Course Description

This course will investigate the ways in which artists have presented narratives in the public realm and the organizations that have made the presentation of those works central to their curatorial practices over the last 40 years. Focusing on recent works presented in New York’s public spaces by Creative Time, The Public Art Fund, the Percent for Art Program, Arts for Transit and other non-profits organizations, this course will look at what it meant to tell stories and open discourses that challenged or interrogated widely-held value systems, the events and the politics of their time. In addition to the specifics of current and other key works and projects, we will discuss the conditions that governed the development of public performance, temporary and permanent installations, the ways in which those works were influenced by public approval processes and governmental agencies, media coverage and community response. Each student’s final project will be an on-line proposal for an exhibition that conveys a “narrative“ developed in the context of this course, referencing other relevant works .

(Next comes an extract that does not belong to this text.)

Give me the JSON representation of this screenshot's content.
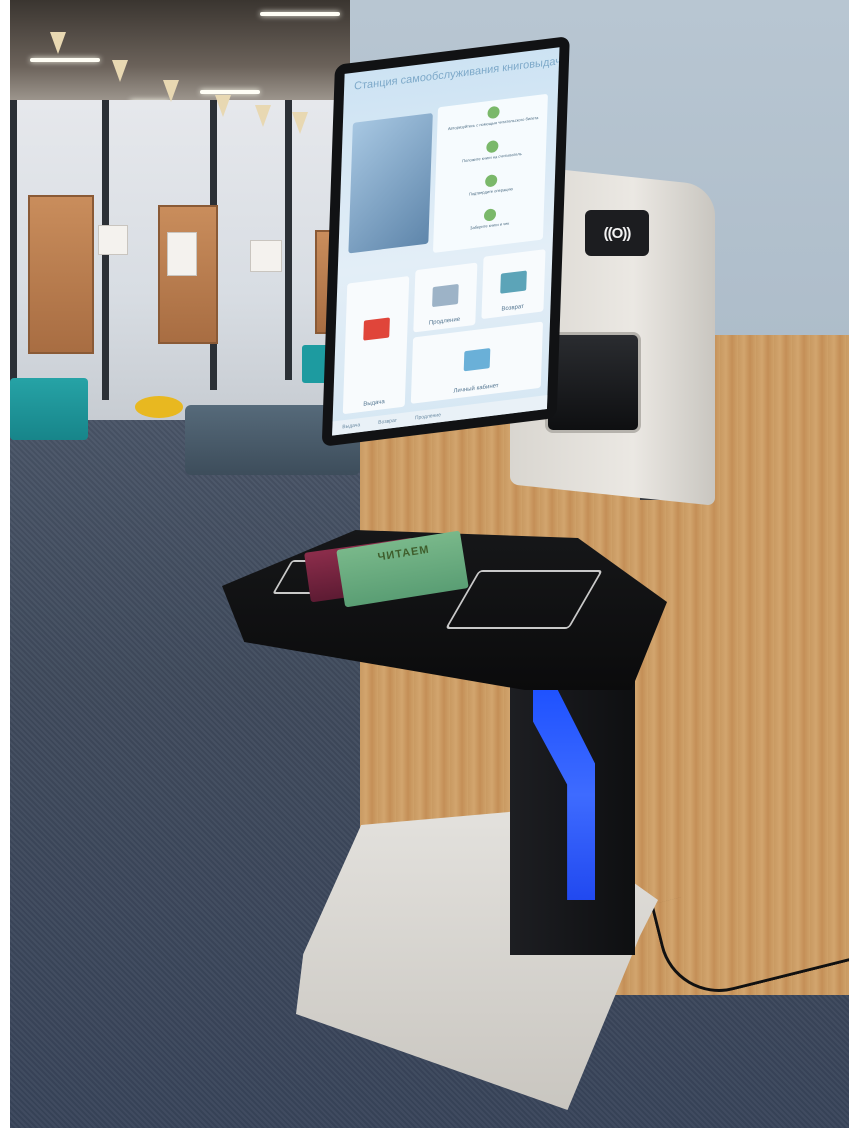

Monday, September 14, 2015

High Line Observations


As I was walking through down the High Line, I noticed lots of nature that was surrounding the high line. Even though this is an elevated park, it is a park which requires lots and lots of greenery. Some specific parts of the High Line are more green than others, but this gives the humans of the High Line a chance to feel relaxed and enjoy nature aside from all of the concrete that the city surrounds them in. This is what makes the High Line so unique, because of the nature intertwined with an urban elevated park. Without the nature, the park would have no life to it, literally.
 
Along the High Line, I noticed lots of new shiny high rises and condos. They are everywhere along the High Line, along with lots of construction of them. Besides this area of the city, there is constant luxurious buildings being built throughout New York City, but with these buildings near the high line it ruins the high line in a sense. Who would want to live near a park where there is constant flow of people? But then again people with the money that want to pay for these beautiful buildings probably only care about the building and how the quality of it is. But then again to look at it in another perspective, these buildings aren’t distracting, they actually are quite aesthetically pleasing and along with that, they fit with the aesthetic of the high line, 
but still seem a little over powering to the elevated park.